EPA change shows folly of mandating cellulosic ethanol

Dec. 3, 2010
For the US renewable-fuel standards program, real-world events raise questions of credibility.

Bob Tippee
Editor

For the US renewable-fuel standards program, real-world events raise questions of credibility.

The Environmental Protection Agency’s requirements for renewable fuels in 2011 make clearer than ever the delusions at work when Congress passed the Energy Independence and Security Act of 2007 (EISA).

It was EISA that raised requirements for ethanol blended into gasoline to levels that soon will exceed the market’s need for the material.

And it was EISA that required the growing use of a substance, cellulosic ethanol, that wasn’t then and isn’t now commercially producible even with a tax subsidy.

EISA started with a mistake, the imposition of energy-sales mandates, and went haywire.

It calibrated mandates to carbon emissions presumed to be associated with the required renewable fuels. As if that weren’t complicated enough, it created overlapping categories for cellulosic biofuel, biomass-based diesel, and advanced biofuel, all within a renewable-fuel category now encompassing mostly ethanol from corn.

One of the aims was to cap the use of corn-based ethanol.
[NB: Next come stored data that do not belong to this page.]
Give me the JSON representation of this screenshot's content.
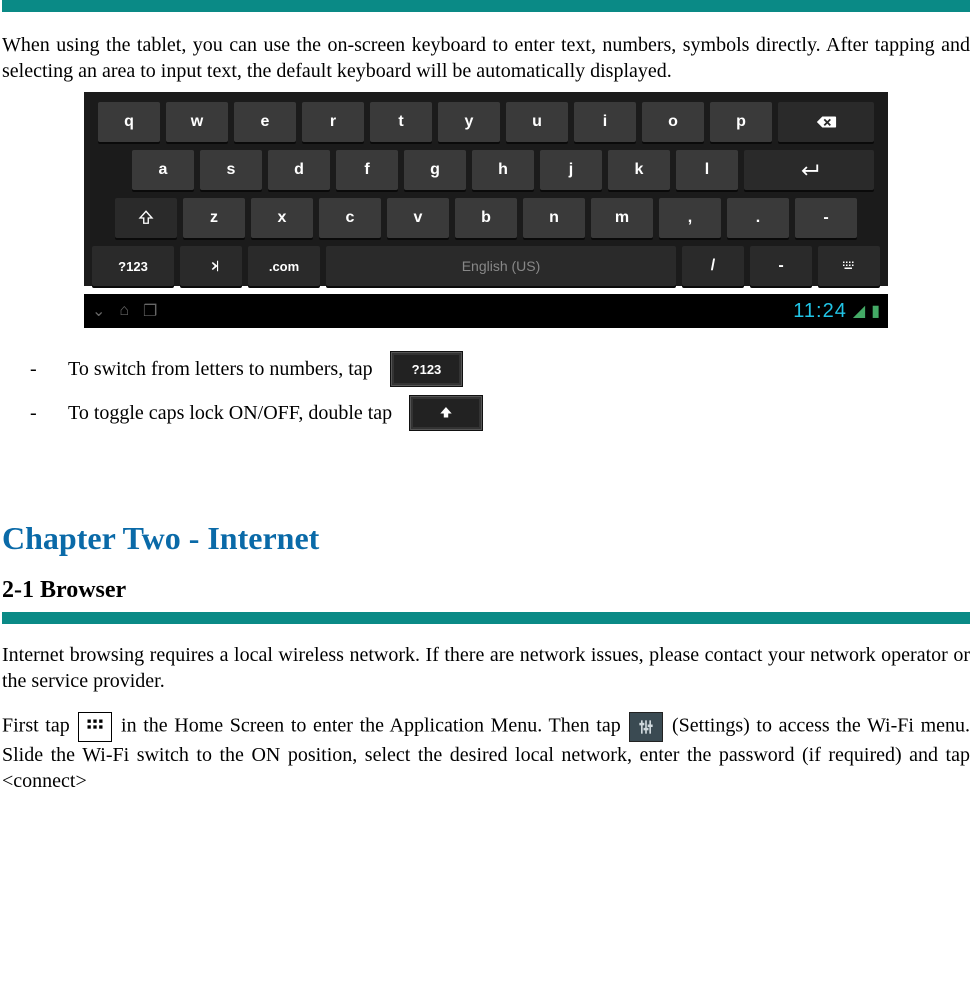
{
  "intro": {
    "p1": "When using the tablet, you can use the on-screen keyboard to enter text, numbers, symbols directly. After tapping and selecting an area to input text, the default keyboard will be automatically displayed."
  },
  "keyboard": {
    "row1": [
      "q",
      "w",
      "e",
      "r",
      "t",
      "y",
      "u",
      "i",
      "o",
      "p"
    ],
    "row2": [
      "a",
      "s",
      "d",
      "f",
      "g",
      "h",
      "j",
      "k",
      "l"
    ],
    "row3": [
      "z",
      "x",
      "c",
      "v",
      "b",
      "n",
      "m",
      ",",
      ".",
      "-"
    ],
    "row4": {
      "numkey": "?123",
      "dotcom": ".com",
      "space": "English (US)",
      "slash": "/",
      "dash": "-"
    },
    "clock": "11:24"
  },
  "bullets": {
    "b1_text": "To switch from letters to numbers, tap",
    "b1_key": "?123",
    "b2_text": "To toggle caps lock ON/OFF, double tap"
  },
  "chapter": {
    "title": "Chapter Two - Internet",
    "section": "2-1 Browser",
    "p1": "Internet browsing requires a local wireless network. If there are network issues, please contact your network operator or the service provider.",
    "p2a": "First tap ",
    "p2b": " in the Home Screen to enter the Application Menu.   Then tap ",
    "p2c": " (Settings) to access the Wi-Fi menu.  Slide the Wi-Fi switch to the ON position, select the desired local network, enter the password (if required) and tap <connect>"
  }
}
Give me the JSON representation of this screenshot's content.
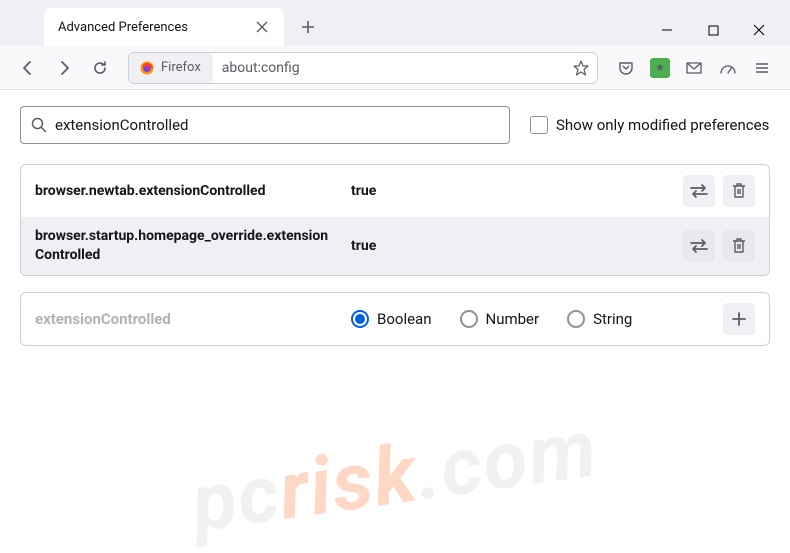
{
  "window": {
    "tab_title": "Advanced Preferences"
  },
  "urlbar": {
    "identity_label": "Firefox",
    "url": "about:config"
  },
  "search": {
    "value": "extensionControlled",
    "checkbox_label": "Show only modified preferences"
  },
  "prefs": [
    {
      "name": "browser.newtab.extensionControlled",
      "value": "true"
    },
    {
      "name": "browser.startup.homepage_override.extensionControlled",
      "value": "true"
    }
  ],
  "new_pref": {
    "name": "extensionControlled",
    "types": [
      "Boolean",
      "Number",
      "String"
    ],
    "selected": "Boolean"
  }
}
But the market will reach its capacity to use ethanol before the rising mandate reaches its statutory ceiling.

And with cellulosic ethanol, as with corn ethanol, miscalculation has compounded misjudgment.

One of the arguments for requiring corn ethanol was to open markets for a counterpart with better environmental and energy performance made from cellulose, commercialization of which was assumed to be imminent.

But commercialization remains elusive. For 2011, EPA has trimmed the requirement for cellulosic ethanol to 6.6 million gal from EISA’s 250 million gal, “based on an analysis of expected market availability,” according to a press statement.

EISA thus requires one fuel in quantities that can’t be consumed and a related fuel in quantities that can’t be supplied.

Congress seems little inclined to adapt law to reality. Doing so would require the admission of error by politicians.

But acknowledging congressional error is precisely what EPA’s adjustment does. With cellulosic ethanol in 2011, Congress seems to have been wrong by a factor of 38.